The American Dental Association and its state and local components have made significant inroads toward making businesses and dentists aware of direct reimbursement benefit plans. The ADA does not sell DR benefit plans itself; direct reimbursement benefit plans are sold by independent brokers. Thousands of DR plans are now in effect. Many of these plans have come into existence because dentists like you relayed a qualified lead to a benefits consultant or local dental association for follow-up.

Dentists must step outside their traditional clinical role, “think outside the box,” and assume the role as a member of the broad business community. If you do nothing and leave it up to others, you leave it up to the insurance companies to promulgate their more “cost effective” managed care alternatives: HMOs and PPOs. Of course, these alternatives have a decreased percentage of premium dollars going toward actual care (according to the ADA, 73% of premiums paid to HMOs go to actual dental care, compared with DR’s 90 - 95%), increased administrative interference, and limited choice for both the patient and dentist. When you promote Direct Reimbursement, you promote “freedom of choice” healthcare where patients are free to choose who provides their care, the type care, and the level of care they will receive. You are saying that patients’ healthcare decisions should lie with the patient and dentist, and not upon distant third party administrators.

It often takes a while for a company to switch from their current plan to DR. There are numerous reasons: change is difficult, DR is a different paradigm, DR is not an insurance product presented by most brokers, companies decide at most once a year on benefit programs, and corporate decision-making processes are complicated. Thus, it is important for you to express your belief consistently that DR is the best dental benefit program, both fiscally and administratively!

Fortunately, there are now brokers nationwide that sell and administrate DR. The many companies using DR are the models and testament to its success. Companies that have elected DR have stayed with DR! For every prospective company, there is a Human Resource/Benefits Coordinator of similar characteristics currently using DR who will speak of their success and satisfaction with the program.

Companies that are prime candidates for DR have fifty or more employees. They may currently have traditional indemnity insurance plans, no dental benefit plan (but are interested in one), are self-insured through an insurance company, or on a managed care plan but displeased with access or perceived level of service or care.

Qualified lead opportunities arise throughout the day in every dental office. Ideally, they occur in conversations with key decision-makers (human resource personnel and upper level management) who happen to be sitting in your dental chair. However, most employees know someone in their human resource/benefits department to whom they can refer you. These opportunities are present every time third party interference enters your interaction with a patient, such as: uncertainty over what insurance will pay, the perpetual mystery over “UCR,” pretreatment estimates, delayed pretreatment estimates, delayed claims payments, lost claims, etc.

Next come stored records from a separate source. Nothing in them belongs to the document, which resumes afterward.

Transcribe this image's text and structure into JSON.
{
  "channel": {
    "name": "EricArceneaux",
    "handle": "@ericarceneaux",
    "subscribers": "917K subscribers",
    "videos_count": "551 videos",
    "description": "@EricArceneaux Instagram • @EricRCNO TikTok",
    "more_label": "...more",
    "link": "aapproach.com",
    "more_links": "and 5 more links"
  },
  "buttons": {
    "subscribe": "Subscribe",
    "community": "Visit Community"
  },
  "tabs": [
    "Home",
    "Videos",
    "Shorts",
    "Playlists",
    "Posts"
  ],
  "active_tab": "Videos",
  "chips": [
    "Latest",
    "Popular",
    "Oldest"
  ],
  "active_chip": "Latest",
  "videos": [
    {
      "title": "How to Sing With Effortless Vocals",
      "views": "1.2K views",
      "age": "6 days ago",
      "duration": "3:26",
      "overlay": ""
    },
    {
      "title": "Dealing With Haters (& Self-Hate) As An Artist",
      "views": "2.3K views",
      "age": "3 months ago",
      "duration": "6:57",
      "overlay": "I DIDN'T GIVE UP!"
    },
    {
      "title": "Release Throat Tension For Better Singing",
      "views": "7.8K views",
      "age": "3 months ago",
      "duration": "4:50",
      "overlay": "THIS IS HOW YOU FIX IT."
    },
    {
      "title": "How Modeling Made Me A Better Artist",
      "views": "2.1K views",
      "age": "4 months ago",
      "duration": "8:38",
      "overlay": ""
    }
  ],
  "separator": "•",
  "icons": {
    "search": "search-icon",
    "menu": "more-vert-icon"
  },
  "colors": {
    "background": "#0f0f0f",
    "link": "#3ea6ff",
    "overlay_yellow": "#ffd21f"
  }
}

A qualified lead should be relayed in a timely fashion and includes:
1) company name
2) initial patient contact name
3) human resource/benefits contact name
4) human resource/benefits contact telephone number
5) number of employees, and
6) information on the dentist initiating contact (name, relationship
and telephone number).

We must focus on the quality of patient relationships and care, and be business savvy. The marketplace dictates that we cannot merely treat dental problems, but we must understand, explain, and promote viable alternatives for third party payment. The sooner more dentists understand and accept this challenge and responsibility, the brighter the future becomes for them and their patients.

Do not settle for the “path of least resistance,” or “alternative minimal treatment,” but rather seek to develop values-based, responsible partnerships. Look to produce long-term oral health for your patients who want to feel good, chew comfortably, and look good for a lifetime.